Luke tells us this story so that we can see Jesus, our Savior and Lord, in the process of learning, suffering the anger and disappointment of his parents, coming to an understanding he didn’t have before, and growing in his obedience to them. It is almost unthinkable that the God of the Universe would choose to become like us in our ignorance and weakness, so that he would have to learn obedience, and not just be perfectly and effortlessly obedient right from the get-go. But, we see that’s exactly what he did, out of his great love for us, so that in truly and completely sharing our human life, he made us able to struly and completely hare his God-ife.

And that tells us at least two very important things about ourselves as well. It tells us first of all that he will never despise us for our ignorance or our weakness. Jesus chose to know exactly what it’s like to have to learn, what it’s like to need to grow up, which we all know isn’t something that ends at age twelve or eighteen or sixty-five – or any age. We keep needing to grow up, in our understanding, and in our abilities, and in our obedience, for as long as we are alive. Goodness didn’t spring fully-formed from our heads or our hearts when we become Christians. Perfect wisdom didn’t magically appear at our graduation or any other time in our lives. It takes our whole lives for God to grow us up into the person he created us to be. And he is patient with us – maybe more patient than we are with ourselves – because he knows what it’s like to be unfinished. Our God understands, from the inside, what it is to be a human being in the process of growing. That is one of the great mysteries of our faith.

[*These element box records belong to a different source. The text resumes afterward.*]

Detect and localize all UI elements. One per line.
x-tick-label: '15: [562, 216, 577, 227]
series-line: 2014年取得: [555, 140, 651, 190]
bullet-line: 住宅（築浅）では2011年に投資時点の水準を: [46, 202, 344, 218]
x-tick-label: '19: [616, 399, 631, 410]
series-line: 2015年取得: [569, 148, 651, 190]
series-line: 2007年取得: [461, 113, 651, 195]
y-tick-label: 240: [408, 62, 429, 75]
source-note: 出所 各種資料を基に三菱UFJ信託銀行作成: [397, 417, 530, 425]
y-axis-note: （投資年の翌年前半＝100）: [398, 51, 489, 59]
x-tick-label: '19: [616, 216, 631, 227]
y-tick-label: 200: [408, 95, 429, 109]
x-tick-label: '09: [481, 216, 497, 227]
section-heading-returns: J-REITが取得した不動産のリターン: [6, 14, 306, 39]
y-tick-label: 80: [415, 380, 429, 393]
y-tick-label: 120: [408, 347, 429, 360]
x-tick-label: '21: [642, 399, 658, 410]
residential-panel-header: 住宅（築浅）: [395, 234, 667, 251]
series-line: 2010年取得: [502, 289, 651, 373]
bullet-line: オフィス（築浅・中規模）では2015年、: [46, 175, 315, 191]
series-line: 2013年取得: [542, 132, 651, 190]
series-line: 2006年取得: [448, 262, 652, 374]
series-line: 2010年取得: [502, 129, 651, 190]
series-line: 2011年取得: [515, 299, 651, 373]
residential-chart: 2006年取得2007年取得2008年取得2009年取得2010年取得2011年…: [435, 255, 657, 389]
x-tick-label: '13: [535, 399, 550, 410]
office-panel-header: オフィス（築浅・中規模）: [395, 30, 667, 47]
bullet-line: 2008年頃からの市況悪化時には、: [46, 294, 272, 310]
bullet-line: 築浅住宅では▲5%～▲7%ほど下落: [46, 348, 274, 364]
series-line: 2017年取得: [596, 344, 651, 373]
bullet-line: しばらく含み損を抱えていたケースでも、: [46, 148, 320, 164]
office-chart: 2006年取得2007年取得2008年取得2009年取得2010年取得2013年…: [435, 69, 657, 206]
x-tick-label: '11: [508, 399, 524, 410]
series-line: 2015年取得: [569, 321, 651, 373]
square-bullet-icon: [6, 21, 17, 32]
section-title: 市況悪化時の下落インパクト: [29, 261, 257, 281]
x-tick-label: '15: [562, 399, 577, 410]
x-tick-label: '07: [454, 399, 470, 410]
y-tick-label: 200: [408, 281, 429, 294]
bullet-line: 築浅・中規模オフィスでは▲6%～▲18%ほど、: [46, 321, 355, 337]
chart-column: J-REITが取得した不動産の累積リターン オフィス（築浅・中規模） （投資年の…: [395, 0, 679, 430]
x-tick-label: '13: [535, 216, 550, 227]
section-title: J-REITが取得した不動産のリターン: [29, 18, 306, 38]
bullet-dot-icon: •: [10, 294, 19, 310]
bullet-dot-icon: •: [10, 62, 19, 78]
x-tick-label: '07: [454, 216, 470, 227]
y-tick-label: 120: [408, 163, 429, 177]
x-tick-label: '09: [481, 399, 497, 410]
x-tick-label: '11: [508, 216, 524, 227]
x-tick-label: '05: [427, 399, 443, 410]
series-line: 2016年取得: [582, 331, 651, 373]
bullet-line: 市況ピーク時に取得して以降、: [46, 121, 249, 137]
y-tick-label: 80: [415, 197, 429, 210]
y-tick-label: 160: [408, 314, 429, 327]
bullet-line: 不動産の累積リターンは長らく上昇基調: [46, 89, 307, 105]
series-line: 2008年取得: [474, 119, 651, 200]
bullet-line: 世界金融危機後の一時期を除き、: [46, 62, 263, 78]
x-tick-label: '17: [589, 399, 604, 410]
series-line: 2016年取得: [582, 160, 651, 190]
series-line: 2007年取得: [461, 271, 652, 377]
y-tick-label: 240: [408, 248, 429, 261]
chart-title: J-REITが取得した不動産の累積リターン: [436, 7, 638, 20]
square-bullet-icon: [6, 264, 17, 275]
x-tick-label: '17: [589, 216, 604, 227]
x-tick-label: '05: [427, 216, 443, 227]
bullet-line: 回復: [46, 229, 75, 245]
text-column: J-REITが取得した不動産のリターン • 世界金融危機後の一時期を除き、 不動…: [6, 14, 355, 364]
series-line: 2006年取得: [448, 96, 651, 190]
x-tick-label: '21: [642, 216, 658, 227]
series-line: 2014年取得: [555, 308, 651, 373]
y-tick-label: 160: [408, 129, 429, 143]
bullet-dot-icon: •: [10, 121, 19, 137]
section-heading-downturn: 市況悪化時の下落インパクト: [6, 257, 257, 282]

And the other thing we learn, from this picture of Jesus as a boy, is that our errors and our ignorance and our shortcomings are not sin. We know that Jesus suffered everything that goes along with the human experience with one great exception – he was without sin, always. Sin is turning our backs on God by choosing not to love, and Jesus always chose love. Goodness knows we have all sinned in our own lives, many times over, choosing not to love, and every time we sin we need to repent and be healed and start again. But too often we waste time and energy feeling guilt and shame for our failings that are not sin at all, but just the unfinished business of our growing up. When we are weak, when we make mistakes, when we lack understanding, when we have doubts, when we suffer depression or anxiety, Jesus knows – he knows – that what we need is to grow a little more, and to find healing and understanding, not condemnation. He knows, because he had to grow up, too.

When Mary and Joseph found Jesus, he knew in his heart that he belonged in the house of his heavenly Father. But Luke tells us that Jesus chose to be obedient to his earthly mother and father. He chose to go back home with them, learning obedience by being submissive to his parents. He wasn’t pretending to learn obedience, just going through the motions; he grew up into obedience by choosing to love and respect his mother and father, even when they didn’t understand him. Jesus grew in wisdom as he grew in years, and he grew in favor with both God and man. And we, too – no matter how old we are – as we grow in years, we are growing in wisdom, day by day, strengthened and cheered by the love and grace of God, and of our brothers and sisters in Christ.